We have taken full use of
having a car for a week. Having travelled many hundreds of miles to Norfolk and the Smoky
Mountains, taking in the flat coastal
route through North Carolina, the rolling
hills of Virginia, pretty homesteads of West Virginia, and rather hick areas of one corner of Tennessee, we also wanted to see the Charleston
area of South Carolina.
However, as we would be sailing past much of Georgia
(harbours are some distance up
estuaries), we felt that a trip to Savannah
was in order too!
Charleston
and Savannah
see themselves as sister cities, with comparable periods of development,
fortunes made from the slave trade and rice and cotton plantations and a rich
history of privateers and pirates. (They both seem to have a lot of
ghosts too, but I have a suspicion that the number have grown as the tourist
industry has developed.) Charleston
is nicknamed by some as the Holy
City with its more than
160 places of worship. Resisting the British during the Revolutionary War
they even painted church steeples black to blend in with the night sky.
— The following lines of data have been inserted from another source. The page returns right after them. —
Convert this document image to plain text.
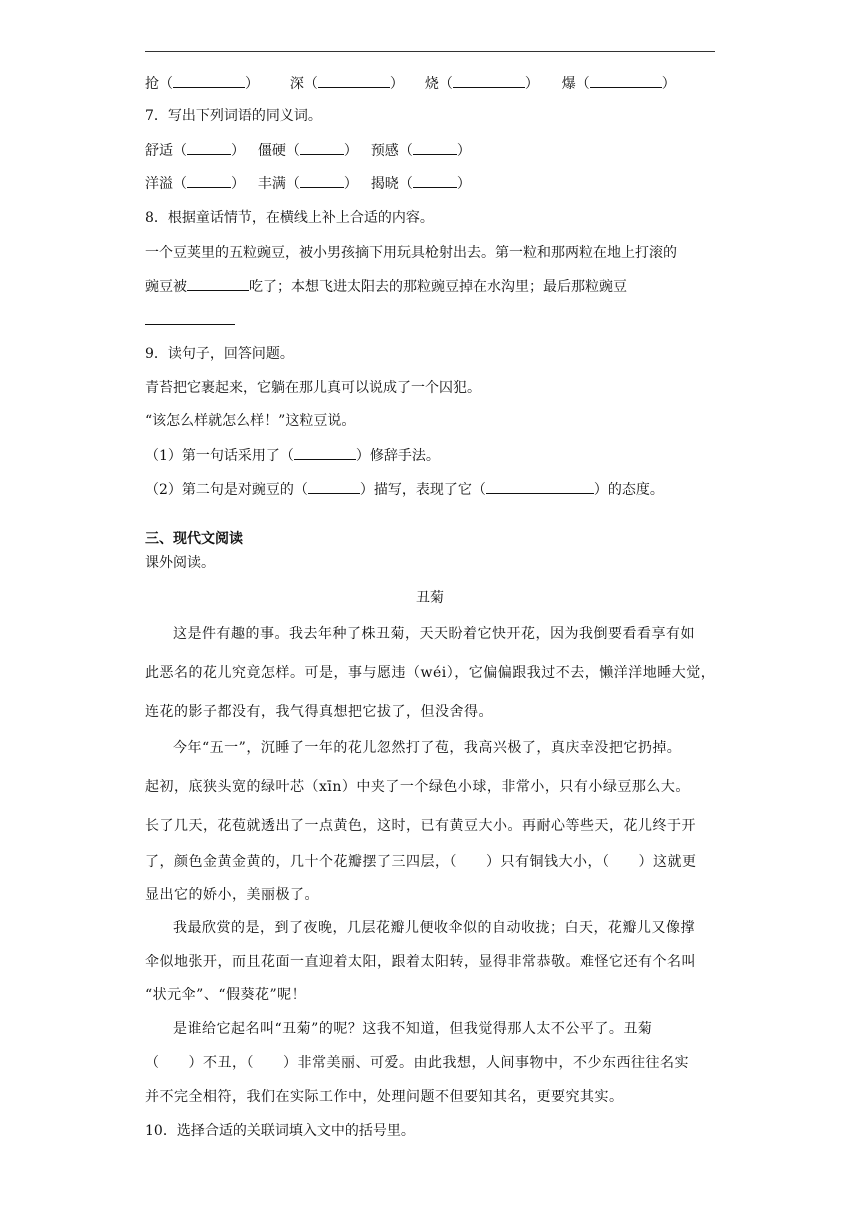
抢（	） 深（	） 烧（	） 爆（	）
7．写出下列词语的同义词。
舒适（	） 僵硬（	） 预感（	）
洋溢（	） 丰满（	） 揭晓（	）
8．根据童话情节，在横线上补上合适的内容。
一个豆荚里的五粒豌豆，被小男孩摘下用玩具枪射出去。第一粒和那两粒在地上打滚的
豌豆被	吃了；本想飞进太阳去的那粒豌豆掉在水沟里；最后那粒豌豆
9．读句子，回答问题。
青苔把它裹起来，它躺在那儿真可以说成了一个囚犯。
“该怎么样就怎么样！”这粒豆说。
（1）第一句话采用了（	）修辞手法。
（2）第二句是对豌豆的（	）描写，表现了它（	）的态度。
三、现代文阅读
课外阅读。
丑菊
这是件有趣的事。我去年种了株丑菊，天天盼着它快开花，因为我倒要看看享有如
此恶名的花儿究竟怎样。可是，事与愿违（wéi），它偏偏跟我过不去，懒洋洋地睡大觉，
连花的影子都没有，我气得真想把它拔了，但没舍得。
今年“五一”，沉睡了一年的花儿忽然打了苞，我高兴极了，真庆幸没把它扔掉。
起初，底狭头宽的绿叶芯（xīn）中夹了一个绿色小球，非常小，只有小绿豆那么大。
长了几天，花苞就透出了一点黄色，这时，已有黄豆大小。再耐心等些天，花儿终于开
了，颜色金黄金黄的，几十个花瓣摆了三四层，（　　）只有铜钱大小，（　　）这就更
显出它的娇小，美丽极了。
我最欣赏的是，到了夜晚，几层花瓣儿便收伞似的自动收拢；白天，花瓣儿又像撑
伞似地张开，而且花面一直迎着太阳，跟着太阳转，显得非常恭敬。难怪它还有个名叫
“状元伞”、“假葵花”呢！
是谁给它起名叫“丑菊”的呢？这我不知道，但我觉得那人太不公平了。丑菊
（　　）不丑，（　　）非常美丽、可爱。由此我想，人间事物中，不少东西往往名实
并不完全相符，我们在实际工作中，处理问题不但要知其名，更要究其实。
10．选择合适的关联词填入文中的括号里。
An earthquake in 1886, nearly destroyed Charleston town and 100 years later
(1989) Hurricane Hugo damaged more than three-quarters of the homes in the
city’s historic district and, as with Savannah, fire damage seems to have
been a constant hazard. Despite
all the onslaughts both cities have retained much of the genteelness and
elegance of the past, largely thanks to energetic preservation societies. Some
of the traditional ‘single’ houses have winged stairs to their
imposing front doors, or an elaborate wrought-iron gate shielding a well-tended
garden of palms, ferns and climbing fig. Their hallmark is that the house is
only one room wide and it has a side veranda. This sitting-out area is on
two storeys, running the length of the house and offers a convivial place to
enjoy the shade and cooling breeze. Both cities are blessed with many trees,
shielding them from the fierce heat of the summer, but to me a symbol of these
southern towns is the live (evergreen) oaks with their shroud of Spanish moss
draped from almost every bough.
In contrast to the
picturesque ‘downtown’ areas, there was a lot of evidence of
poverty and economic depression, with derelict buildings, poor housing and
large wasteland areas where industry and businesses had faltered. South Carolina’s
State motto is “While I Breathe, I Hope”, but it would be good if
some of these folk could stop hoping and have more prosperity. Yet, once
again, we had a warm welcome: I was addressed as ‘doll’ and
‘Miss Caroline’ and we often heard ‘What can I get
y’all’ even when there’s just two of us.